Aujourd’hui, les descendants de Lemelle sont par milliers et couvrent toutes les identités raciales. Ils embrassent fièrement leur histoire et comptent maintenant parmi eux un pape.

Le pape Léon XIV est maintenant le premier pape né aux États-Unis, et son histoire est l’histoire de l’Amérique créole, superposée, complexe, multilingue et multiraciale. Il est un témoignage vivant du mélange culturel qui a défini la Louisiane à partir de ses influences fondatrices, françaises, espagnoles, africaines, haïtiennes et indigènes, toutes convergentes dans une riche identité créole.

Son ascension n’est pas seulement une étape religieuse, c’est une affirmation historique. À l’heure où l’identité et l’héritage raciaux sont réexaminés, les ancêtres documentés du pape Léon XIV, dont les racines noires, espagnoles et créoles de Louisiane, réclament une vision plus inclusive de ce que signifie être américain, catholique et mondial. C’est plus que de la généalogie. C’est l’héritage. Les ancêtres du pape Léon XIV comprennent des Français, des immigrés espagnols, des gens libres de couleur, des boulangers, des propriétaires terriens et des fidèles catholiques. Leurs histoires, conservées dans les dossiers, les recensements et les sacrements, convergent en un seul homme qui dirige maintenant l’Église catholique.

Un homme dont les racines s’étendent de la Nouvelle-Orléans à Haïti, des ancêtres espagnols aux familles libérées de l’esclavage, se tient maintenant à la tête de plus d’un milliard de catholiques.
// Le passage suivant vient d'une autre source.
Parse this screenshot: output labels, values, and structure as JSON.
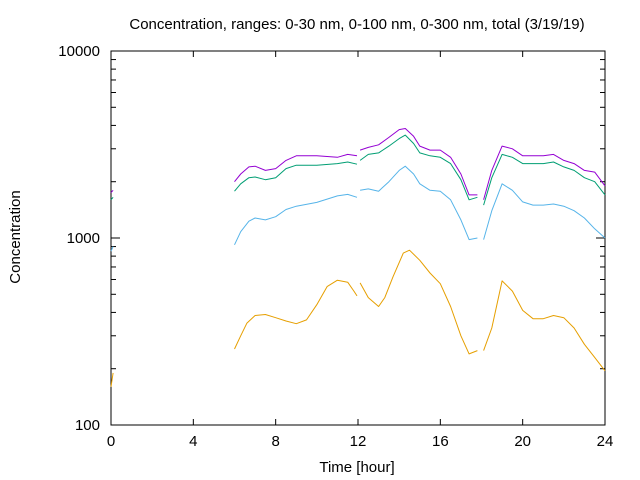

Son héritage est la preuve que l’histoire créole n’est pas une note de bas de page, elle est fondamentale.

Nous ne faisons pas seulement partie de l’histoire, nous la façonnons.

Et que cela soit clair, personne n’a besoin de suggérer que la famille du pape Léon XIV est « passée » comme blanche. Ce récit n’est pas seulement inutile, mais il déforme aussi la vérité d’une famille qui, comme beaucoup d’autres, s’est simplement assimilée à la société dans laquelle elle vivait. Assimilation, migration, identité, cela font partie de l’expérience humaine universelle.
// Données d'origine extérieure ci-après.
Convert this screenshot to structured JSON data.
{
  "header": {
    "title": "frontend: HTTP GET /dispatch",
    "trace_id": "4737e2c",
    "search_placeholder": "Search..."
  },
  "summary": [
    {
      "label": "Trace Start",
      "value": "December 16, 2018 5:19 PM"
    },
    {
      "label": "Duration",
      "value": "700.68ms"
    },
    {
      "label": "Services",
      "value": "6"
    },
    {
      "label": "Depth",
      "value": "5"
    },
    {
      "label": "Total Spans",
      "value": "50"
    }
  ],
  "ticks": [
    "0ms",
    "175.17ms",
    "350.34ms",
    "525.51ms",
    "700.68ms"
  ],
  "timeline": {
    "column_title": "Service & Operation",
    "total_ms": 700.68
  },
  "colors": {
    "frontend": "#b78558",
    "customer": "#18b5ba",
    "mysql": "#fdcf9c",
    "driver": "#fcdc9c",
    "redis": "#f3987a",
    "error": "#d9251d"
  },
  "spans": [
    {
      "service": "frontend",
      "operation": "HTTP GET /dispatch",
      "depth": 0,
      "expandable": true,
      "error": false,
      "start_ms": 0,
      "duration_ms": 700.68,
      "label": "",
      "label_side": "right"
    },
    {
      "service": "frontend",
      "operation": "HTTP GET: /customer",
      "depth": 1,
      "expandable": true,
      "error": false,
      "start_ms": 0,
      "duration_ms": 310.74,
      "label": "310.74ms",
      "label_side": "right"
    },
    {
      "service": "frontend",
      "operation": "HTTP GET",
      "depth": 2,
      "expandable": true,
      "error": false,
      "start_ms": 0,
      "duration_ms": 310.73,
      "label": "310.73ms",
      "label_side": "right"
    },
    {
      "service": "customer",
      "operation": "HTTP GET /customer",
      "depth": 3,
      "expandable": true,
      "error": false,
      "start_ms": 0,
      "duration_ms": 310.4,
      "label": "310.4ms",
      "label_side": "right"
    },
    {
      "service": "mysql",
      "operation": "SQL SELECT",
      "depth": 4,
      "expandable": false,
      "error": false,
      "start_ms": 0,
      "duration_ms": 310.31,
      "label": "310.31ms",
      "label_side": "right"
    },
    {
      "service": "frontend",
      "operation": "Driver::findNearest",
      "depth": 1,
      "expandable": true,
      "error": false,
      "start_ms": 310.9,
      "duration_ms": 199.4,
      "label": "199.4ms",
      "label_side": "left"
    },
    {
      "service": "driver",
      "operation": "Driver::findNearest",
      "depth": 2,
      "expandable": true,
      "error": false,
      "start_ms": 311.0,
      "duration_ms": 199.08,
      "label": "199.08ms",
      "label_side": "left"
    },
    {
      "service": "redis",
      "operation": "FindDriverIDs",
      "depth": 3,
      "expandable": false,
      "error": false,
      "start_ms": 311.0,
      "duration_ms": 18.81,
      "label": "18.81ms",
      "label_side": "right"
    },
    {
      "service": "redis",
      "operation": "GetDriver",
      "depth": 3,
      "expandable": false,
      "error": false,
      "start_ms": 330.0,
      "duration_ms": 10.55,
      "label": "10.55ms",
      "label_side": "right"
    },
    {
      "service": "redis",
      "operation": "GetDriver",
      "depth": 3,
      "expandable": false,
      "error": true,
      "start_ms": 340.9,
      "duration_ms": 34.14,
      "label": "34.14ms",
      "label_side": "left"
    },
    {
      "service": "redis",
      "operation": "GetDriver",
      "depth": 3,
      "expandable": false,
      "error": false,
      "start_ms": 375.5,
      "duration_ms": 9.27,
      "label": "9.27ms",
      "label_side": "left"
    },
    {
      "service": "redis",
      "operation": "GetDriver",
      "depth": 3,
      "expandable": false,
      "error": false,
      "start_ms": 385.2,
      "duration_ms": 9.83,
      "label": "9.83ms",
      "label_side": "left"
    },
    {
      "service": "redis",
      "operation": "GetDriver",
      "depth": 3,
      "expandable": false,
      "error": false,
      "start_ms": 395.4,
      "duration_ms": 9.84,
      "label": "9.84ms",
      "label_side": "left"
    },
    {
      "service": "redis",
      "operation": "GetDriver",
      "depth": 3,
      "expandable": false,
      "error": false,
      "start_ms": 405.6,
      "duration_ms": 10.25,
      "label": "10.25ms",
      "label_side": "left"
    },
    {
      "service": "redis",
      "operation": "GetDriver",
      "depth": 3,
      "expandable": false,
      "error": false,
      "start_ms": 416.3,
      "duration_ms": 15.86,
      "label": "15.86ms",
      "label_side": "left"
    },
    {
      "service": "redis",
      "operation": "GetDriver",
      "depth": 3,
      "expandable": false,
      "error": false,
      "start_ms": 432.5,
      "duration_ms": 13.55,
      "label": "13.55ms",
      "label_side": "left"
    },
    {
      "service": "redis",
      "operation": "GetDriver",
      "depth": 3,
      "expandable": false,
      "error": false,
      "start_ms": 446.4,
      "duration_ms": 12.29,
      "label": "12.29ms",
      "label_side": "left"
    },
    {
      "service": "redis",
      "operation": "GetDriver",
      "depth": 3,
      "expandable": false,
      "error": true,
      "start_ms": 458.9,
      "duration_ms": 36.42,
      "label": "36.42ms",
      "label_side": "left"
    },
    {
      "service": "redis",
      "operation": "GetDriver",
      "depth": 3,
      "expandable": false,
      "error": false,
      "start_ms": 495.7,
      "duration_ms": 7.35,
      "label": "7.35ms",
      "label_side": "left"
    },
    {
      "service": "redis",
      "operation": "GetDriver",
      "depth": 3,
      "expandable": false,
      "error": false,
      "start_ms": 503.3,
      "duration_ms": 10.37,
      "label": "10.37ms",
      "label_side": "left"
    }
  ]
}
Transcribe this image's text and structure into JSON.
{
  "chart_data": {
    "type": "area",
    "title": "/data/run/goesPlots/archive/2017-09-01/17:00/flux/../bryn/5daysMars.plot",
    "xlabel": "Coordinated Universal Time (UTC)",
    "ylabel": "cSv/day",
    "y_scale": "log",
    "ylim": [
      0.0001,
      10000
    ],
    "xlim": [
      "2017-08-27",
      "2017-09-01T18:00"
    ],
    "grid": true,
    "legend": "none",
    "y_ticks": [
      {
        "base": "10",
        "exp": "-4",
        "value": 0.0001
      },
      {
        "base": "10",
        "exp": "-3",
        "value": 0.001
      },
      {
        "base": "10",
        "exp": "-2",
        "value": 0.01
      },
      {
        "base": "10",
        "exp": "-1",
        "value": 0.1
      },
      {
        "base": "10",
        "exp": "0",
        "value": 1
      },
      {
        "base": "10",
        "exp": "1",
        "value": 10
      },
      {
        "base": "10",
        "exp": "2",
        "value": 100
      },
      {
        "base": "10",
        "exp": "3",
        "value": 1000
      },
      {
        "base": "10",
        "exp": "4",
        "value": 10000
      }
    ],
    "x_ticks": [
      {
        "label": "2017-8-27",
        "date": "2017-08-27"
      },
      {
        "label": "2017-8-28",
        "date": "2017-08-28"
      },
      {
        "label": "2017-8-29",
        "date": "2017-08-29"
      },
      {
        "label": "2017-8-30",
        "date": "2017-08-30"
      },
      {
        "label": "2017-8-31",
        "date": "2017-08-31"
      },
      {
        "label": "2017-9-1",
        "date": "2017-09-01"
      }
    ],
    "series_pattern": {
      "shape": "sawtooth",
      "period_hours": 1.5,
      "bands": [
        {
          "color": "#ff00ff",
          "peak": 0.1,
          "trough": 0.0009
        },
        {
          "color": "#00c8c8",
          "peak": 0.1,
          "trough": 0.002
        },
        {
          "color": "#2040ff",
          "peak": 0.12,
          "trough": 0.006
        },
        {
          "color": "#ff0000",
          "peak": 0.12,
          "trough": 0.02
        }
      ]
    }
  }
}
Lorsque nous regardons au-delà des lentilles étroites de la race et des constructions sociales, nous commençons à voir le tableau complet, que la vie est plus que de la couleur, et que cette peau est simplement la teinte de la génétique, pas la somme de qui nous sommes. L’histoire du pape Léon XIV n’est pas sur le passage, mais sur l’appartenance, la foi et les riches intersections culturelles qui ont façonné sa lignée, et maintenant, sa papauté.